Report: Poor Apple iPad Q1 2015 Sales Forecast, ‘Pro’ Model Delayed
High-flying Apple's (AAPL) iPad may be in for more turbulence, with the tablet projected by one prominent analyst to recoil from an expected 21 million unit booming holiday season to a pedestrian 10.9 million units in Q1 2015, for a 55 percent downturn.
High-flying Apple‘s (AAPL) iPad may be in for more turbulence with the tablet projected by one prominent analyst to recoil from an expected 21 million-unit booming holiday season to a pedestrian 10.9 million units in Q1 2015—a 55 percent downturn.
According to a new report from noted Apple watcher Ming-Chi Kuo, as recounted by 9to5Mac, not only will iPad sales shrink noticeably in Q1 but also Apple’s 12.9-inch iPad Pro may be held back from mass production until Q2 2015, delayed by the time required to produce and assemble an oxide panel to provide “high resolution, quick response and high color saturation.”
Last month, Apple unwrapped a new 6.1mm thin iPad Air 2 and an iPad Mini 3, both of which feature the vendor’s fingerprint security sensor. The iPad Air 2 is priced at $499 to $829 depending on configuration, while the iPad Mini costs shoppers anywhere from $399 to $729.

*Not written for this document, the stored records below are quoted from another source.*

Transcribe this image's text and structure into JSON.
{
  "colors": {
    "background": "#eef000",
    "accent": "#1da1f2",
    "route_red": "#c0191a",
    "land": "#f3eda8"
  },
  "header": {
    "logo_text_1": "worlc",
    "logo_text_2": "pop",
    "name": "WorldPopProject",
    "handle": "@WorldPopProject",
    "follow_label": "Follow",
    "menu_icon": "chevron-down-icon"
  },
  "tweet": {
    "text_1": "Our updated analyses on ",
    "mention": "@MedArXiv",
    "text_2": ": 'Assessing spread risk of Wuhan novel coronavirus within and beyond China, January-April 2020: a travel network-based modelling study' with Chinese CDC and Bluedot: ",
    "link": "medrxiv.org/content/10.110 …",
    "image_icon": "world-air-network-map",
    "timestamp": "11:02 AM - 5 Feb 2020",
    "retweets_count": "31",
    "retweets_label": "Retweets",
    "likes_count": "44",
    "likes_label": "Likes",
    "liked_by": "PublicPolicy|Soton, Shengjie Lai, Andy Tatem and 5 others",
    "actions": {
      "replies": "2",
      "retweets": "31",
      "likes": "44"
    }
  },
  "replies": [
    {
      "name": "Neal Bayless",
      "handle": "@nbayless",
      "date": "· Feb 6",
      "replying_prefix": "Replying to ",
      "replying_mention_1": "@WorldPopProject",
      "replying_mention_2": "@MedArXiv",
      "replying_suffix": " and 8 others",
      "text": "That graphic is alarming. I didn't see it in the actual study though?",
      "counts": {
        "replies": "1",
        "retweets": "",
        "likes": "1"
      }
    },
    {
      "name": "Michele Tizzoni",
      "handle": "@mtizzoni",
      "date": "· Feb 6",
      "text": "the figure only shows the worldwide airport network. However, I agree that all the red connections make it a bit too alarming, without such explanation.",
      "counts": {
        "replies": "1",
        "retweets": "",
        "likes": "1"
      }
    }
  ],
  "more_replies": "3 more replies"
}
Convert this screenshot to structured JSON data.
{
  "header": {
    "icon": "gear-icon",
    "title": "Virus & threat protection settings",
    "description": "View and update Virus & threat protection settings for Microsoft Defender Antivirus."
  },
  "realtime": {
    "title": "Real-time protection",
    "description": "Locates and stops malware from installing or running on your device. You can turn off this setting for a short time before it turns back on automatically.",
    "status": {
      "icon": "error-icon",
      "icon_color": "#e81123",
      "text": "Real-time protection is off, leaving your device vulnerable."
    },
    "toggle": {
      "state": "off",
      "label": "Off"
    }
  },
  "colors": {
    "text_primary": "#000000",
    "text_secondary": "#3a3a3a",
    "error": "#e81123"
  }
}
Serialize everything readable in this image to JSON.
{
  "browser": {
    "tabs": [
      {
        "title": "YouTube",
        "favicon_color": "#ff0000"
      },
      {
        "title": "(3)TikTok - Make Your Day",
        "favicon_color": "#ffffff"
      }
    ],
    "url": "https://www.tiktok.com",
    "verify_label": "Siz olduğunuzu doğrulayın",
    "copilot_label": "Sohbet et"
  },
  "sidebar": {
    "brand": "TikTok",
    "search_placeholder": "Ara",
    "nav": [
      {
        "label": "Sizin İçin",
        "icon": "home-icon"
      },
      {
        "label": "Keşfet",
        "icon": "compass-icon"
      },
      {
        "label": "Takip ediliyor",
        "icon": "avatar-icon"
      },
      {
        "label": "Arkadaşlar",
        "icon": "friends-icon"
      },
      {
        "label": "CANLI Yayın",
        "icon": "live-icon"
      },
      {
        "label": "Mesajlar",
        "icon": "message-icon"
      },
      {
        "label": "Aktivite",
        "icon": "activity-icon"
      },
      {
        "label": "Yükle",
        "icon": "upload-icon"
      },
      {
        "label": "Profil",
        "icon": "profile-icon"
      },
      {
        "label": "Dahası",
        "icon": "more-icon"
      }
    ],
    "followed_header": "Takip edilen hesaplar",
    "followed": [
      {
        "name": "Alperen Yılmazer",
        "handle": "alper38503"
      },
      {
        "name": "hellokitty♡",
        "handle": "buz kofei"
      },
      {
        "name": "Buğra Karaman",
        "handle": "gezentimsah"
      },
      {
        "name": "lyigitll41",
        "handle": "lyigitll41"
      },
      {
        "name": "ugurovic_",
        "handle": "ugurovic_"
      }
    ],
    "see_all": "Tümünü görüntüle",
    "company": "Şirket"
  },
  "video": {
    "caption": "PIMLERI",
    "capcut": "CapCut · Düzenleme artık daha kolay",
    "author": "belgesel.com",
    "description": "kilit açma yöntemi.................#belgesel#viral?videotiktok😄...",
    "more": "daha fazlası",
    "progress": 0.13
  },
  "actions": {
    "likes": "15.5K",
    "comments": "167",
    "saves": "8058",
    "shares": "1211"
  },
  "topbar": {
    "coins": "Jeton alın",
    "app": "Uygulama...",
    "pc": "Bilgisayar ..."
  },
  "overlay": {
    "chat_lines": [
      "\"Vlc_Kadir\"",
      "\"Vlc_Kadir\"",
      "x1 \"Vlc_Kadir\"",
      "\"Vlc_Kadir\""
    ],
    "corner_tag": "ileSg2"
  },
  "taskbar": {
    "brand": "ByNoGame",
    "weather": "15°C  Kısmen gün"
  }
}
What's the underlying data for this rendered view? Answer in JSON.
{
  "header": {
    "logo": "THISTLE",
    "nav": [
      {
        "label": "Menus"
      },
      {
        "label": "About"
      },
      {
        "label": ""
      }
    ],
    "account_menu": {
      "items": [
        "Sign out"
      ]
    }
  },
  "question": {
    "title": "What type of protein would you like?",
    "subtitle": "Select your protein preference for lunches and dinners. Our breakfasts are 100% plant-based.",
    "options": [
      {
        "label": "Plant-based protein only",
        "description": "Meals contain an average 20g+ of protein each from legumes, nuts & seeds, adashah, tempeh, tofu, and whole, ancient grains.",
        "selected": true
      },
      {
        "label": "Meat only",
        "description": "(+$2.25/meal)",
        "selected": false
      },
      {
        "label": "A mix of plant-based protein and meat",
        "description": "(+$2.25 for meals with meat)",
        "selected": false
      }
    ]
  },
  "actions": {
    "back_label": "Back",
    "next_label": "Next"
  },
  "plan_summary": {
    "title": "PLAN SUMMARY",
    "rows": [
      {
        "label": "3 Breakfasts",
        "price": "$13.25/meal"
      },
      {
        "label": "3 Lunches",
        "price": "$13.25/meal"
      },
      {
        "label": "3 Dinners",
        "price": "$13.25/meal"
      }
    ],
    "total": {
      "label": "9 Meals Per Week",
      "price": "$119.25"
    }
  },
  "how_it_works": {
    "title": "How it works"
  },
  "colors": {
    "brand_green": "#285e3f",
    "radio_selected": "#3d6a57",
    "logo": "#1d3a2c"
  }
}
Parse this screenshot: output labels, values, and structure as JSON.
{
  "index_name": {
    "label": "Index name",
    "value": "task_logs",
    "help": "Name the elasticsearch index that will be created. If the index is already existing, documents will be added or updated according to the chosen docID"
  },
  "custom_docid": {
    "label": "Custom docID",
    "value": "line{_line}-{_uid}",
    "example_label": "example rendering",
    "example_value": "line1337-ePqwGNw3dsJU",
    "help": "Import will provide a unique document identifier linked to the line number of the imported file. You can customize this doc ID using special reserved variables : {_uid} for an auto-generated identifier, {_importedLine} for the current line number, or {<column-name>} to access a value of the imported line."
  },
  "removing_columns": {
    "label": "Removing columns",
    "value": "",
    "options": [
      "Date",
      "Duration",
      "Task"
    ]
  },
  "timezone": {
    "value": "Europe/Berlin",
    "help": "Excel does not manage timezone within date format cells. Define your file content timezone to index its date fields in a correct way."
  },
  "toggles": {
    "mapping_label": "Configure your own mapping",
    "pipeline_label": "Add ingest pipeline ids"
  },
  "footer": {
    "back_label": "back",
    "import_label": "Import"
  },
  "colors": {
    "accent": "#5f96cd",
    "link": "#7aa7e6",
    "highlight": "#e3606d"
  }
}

Kuo believes that in Q4 Apple will sell some 10.9 million iPad Air 2 units, 2.5 million each of the iPad Air and iPad Mini 3 models, 2 million iPad Mini 2 units and 3.5 million iPad Minis for a total of 21.5 million units. However, in Q1 2015, the vendors sales figures will roll back significantly for all of its tablets except for the iPad Mini 3, which will fall by only 6 percent quarter over quarter, he said.
“We forecast iPad shipments will fall 54.5 percent QoQ to 9.8mn units in 1Q15, given a lack of new applications, tablet market saturation and slow season … ” Kuo wrote, as recounted by 9to5Mac. “We believe that, in a major shift, while Apple (US) used to be able to use new form factor designs to boost demand, it has failed to do so this time around. The lighter and thinner iPad Air 2 will face strong headwinds in increasing sales in 1Q15, we believe; we also hold that this means that iPad, along with the entire tablet market, is faced with structural challenges characterized by a lack of new applications and market saturation.”
Apple’s iPad sales have slipped noticeably in the past three quarters and, in the vendor’s just completed fiscal Q4 2014, tablet revenue fell 14 percent from the same time last year to $5.4 billion as unit sales tumbled nearly 13 percent to 12.3 million. For the moment, Apple chief executive Tim Cook seems unfazed by the iPad’s flagging performance, calling it a “speed bump” the company will overcome.
“Saturation fears are overblown,” Cook said last month, pointing to untapped demand and dismissing fears that the iPhone 6 phablet will further erode iPad sales.